Liebe Kolleginnen und Kollegen! Die Sitzung ist wieder eröffnet - in der Hoffnung, dass sich der Plenarsaal noch etwas füllen wird. Ich begrüße Sie alle sehr herzlich.

Bevor wir in die Tagesordnung eintreten, teile ich Ihnen mit, dass der Herr Abgeordnete Peter Sönnichsen für den heutigen Nachmittag beurlaubt ist.

Ich rufe Tagesordnungspunkt 25 auf:

(Detlef Matthiessen)

Anträge auf Anrufung des Vermittlungsausschusses des Deutschen Bundesrates zur Änderung des Gesetzes zur Stärkung des Wettbewerbs in der Gesetzlichen Krankenversicherung (GKV-Wettbewerbsstärkungsgesetz - GKV-WSG)

Antrag der Fraktion der FDP Drucksache 16/1229

Wird das Wort zur Begründung gewünscht? - Das ist nicht der Fall. Ich eröffne die Aussprache. Das Wort hat Herr Abgeordneter Dr. Heiner Garg.

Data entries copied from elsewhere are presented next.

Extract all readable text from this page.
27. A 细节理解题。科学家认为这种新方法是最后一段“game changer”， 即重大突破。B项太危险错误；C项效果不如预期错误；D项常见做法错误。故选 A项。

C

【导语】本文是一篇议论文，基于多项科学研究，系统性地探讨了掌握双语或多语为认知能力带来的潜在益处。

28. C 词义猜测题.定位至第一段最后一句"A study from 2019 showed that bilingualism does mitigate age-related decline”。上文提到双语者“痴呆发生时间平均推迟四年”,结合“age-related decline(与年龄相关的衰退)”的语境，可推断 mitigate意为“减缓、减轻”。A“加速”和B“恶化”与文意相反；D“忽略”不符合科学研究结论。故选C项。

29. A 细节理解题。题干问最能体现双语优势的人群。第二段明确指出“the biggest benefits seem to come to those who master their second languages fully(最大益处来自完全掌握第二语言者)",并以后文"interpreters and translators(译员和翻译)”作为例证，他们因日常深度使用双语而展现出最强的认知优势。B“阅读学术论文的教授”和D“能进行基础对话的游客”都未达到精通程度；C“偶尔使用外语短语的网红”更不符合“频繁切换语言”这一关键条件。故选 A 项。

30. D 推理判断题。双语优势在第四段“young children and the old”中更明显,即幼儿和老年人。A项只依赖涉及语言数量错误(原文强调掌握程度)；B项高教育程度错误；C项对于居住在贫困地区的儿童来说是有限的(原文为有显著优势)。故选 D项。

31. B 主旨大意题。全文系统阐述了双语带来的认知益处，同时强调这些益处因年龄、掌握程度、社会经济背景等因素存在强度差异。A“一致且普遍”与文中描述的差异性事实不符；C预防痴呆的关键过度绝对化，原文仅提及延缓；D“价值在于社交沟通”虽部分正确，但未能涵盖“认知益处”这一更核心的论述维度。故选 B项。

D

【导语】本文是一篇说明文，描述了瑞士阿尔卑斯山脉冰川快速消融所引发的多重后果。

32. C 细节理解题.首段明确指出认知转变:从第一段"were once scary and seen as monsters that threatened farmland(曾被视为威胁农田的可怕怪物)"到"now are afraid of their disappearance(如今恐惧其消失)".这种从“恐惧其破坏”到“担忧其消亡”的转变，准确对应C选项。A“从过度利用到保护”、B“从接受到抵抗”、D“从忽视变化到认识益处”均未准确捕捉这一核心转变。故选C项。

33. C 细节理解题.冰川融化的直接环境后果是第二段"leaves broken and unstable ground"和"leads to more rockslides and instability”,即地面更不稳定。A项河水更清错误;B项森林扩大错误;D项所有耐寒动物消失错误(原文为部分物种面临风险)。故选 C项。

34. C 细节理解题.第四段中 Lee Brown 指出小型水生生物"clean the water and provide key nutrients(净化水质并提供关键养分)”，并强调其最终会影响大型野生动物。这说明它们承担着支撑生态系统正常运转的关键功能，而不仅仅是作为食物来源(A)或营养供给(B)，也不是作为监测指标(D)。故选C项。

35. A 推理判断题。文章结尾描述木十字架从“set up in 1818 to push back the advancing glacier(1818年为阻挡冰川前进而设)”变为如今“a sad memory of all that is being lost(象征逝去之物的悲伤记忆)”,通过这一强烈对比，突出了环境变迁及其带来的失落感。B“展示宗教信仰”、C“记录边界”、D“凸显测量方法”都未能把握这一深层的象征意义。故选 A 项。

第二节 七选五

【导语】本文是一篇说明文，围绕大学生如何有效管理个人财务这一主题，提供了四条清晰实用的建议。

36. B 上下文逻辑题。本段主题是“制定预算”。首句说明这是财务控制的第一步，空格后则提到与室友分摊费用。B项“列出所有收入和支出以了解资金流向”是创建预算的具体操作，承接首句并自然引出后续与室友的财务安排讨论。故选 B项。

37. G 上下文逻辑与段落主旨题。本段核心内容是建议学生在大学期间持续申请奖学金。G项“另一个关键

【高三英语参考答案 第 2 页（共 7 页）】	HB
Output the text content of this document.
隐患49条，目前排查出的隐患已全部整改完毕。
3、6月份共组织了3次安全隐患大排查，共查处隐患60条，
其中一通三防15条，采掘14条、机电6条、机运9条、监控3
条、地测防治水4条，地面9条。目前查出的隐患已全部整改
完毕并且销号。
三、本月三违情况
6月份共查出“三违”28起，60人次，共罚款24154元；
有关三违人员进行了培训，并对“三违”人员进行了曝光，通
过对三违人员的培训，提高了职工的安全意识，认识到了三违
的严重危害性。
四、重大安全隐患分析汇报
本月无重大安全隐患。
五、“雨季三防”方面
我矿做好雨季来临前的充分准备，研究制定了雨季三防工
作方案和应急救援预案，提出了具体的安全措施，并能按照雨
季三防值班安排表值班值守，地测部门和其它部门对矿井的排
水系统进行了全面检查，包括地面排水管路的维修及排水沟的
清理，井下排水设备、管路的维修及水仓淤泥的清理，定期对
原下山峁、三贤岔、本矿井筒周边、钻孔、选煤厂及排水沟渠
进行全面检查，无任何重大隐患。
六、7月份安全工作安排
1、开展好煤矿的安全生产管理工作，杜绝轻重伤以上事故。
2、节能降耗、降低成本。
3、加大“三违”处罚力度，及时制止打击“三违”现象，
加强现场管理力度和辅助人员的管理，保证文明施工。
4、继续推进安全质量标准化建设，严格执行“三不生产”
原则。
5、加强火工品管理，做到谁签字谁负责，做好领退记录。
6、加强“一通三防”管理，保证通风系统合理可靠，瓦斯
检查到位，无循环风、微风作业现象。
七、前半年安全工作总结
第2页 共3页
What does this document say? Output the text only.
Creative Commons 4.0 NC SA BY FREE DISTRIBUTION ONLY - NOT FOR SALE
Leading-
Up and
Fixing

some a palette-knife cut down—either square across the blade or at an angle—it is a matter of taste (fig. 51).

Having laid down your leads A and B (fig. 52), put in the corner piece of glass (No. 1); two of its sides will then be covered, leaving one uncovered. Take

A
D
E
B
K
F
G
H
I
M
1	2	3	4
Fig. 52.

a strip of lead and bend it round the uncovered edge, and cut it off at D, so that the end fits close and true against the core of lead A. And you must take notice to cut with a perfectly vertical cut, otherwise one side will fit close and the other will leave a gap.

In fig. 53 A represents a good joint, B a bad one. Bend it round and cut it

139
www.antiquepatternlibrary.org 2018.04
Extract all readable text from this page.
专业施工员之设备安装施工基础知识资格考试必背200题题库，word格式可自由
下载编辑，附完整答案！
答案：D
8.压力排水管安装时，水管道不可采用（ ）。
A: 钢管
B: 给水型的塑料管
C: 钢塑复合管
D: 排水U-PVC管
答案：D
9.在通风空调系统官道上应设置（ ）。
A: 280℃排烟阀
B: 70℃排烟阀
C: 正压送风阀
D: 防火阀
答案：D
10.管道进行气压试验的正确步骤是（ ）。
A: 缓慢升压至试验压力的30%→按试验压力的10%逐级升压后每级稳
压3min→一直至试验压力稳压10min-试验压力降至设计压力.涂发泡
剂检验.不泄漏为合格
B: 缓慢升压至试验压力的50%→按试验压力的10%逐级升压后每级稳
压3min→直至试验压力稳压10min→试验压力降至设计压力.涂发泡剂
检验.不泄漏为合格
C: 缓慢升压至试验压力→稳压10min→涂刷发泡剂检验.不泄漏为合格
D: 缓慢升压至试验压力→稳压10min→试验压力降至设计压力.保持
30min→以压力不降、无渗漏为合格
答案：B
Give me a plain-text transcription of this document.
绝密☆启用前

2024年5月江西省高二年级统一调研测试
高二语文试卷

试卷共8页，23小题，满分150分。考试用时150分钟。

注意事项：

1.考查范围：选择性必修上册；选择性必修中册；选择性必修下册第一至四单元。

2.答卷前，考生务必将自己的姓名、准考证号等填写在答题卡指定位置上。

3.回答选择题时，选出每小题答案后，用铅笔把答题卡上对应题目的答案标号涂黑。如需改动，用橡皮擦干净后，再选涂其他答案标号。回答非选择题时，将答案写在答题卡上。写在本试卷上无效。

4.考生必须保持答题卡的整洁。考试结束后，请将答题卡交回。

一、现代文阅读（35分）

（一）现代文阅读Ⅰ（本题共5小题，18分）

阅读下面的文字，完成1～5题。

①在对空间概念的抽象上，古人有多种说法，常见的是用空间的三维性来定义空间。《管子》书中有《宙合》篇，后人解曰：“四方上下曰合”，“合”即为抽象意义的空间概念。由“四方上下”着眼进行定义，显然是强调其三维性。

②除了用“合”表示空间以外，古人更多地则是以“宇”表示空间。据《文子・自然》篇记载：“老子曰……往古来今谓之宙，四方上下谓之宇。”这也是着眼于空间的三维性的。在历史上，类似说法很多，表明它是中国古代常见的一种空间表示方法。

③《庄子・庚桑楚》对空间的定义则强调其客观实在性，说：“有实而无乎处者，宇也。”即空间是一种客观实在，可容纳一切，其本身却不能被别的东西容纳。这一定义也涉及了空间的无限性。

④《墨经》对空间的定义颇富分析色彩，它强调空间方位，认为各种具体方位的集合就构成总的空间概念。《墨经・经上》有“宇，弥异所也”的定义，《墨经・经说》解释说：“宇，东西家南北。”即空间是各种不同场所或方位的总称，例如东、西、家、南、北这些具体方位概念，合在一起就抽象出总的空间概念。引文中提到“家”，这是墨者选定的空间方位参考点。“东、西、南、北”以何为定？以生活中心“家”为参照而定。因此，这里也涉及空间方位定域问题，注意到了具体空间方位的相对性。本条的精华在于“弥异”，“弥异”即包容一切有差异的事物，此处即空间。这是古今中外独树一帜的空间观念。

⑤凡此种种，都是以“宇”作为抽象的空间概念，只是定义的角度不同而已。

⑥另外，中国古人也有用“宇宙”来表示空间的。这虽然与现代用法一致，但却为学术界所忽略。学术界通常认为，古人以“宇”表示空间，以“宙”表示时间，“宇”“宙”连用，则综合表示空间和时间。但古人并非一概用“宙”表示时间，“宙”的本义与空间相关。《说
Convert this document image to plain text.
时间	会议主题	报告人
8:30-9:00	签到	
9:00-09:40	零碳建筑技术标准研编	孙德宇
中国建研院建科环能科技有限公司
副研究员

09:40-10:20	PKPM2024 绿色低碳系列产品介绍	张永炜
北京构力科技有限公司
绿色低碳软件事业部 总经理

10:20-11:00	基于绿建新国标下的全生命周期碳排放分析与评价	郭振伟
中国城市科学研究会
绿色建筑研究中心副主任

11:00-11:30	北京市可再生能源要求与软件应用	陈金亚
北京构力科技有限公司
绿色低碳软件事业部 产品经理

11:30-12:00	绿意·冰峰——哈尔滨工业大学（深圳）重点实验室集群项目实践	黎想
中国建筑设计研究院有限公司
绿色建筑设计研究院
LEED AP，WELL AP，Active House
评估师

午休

Frau Präsidentin! Liebe Kolleginnen! Liebe Kollegen! Die Gesundheitsreform ist beschlossene Sache. Es geht heute nicht darum, vergossener Milch nachzutrauern - nur um einigen Reflexen gleich vorzubeugen. Es wird keine inhaltliche Debatte darüber werden, was aus unserer Sicht an diesem Gesetzeswerk falsch gewesen ist. Es geht vielmehr darum, dass zwei Wochen nach der Abstimmung im Bundestag mit den Stimmen Schleswig-Holsteins die Gesundheitsreform am 16. Februar 2007 im Bundesrat verabschiedet wurde. Diese Reform kann dann zum 1. April 2007 in Kraft treten - so Bundespräsident Horst Köhler das Gesetz unterschreibt.

Es wurde eine Reform beschlossen, von der sogar die Kolleginnen und Kollegen der regierungstragenden Fraktionen wissen, dass bereits jetzt an einer Nachbesserung zu dieser Reform gearbeitet wird, obwohl sie noch nicht einmal in Kraft getreten ist, Frau Sassen.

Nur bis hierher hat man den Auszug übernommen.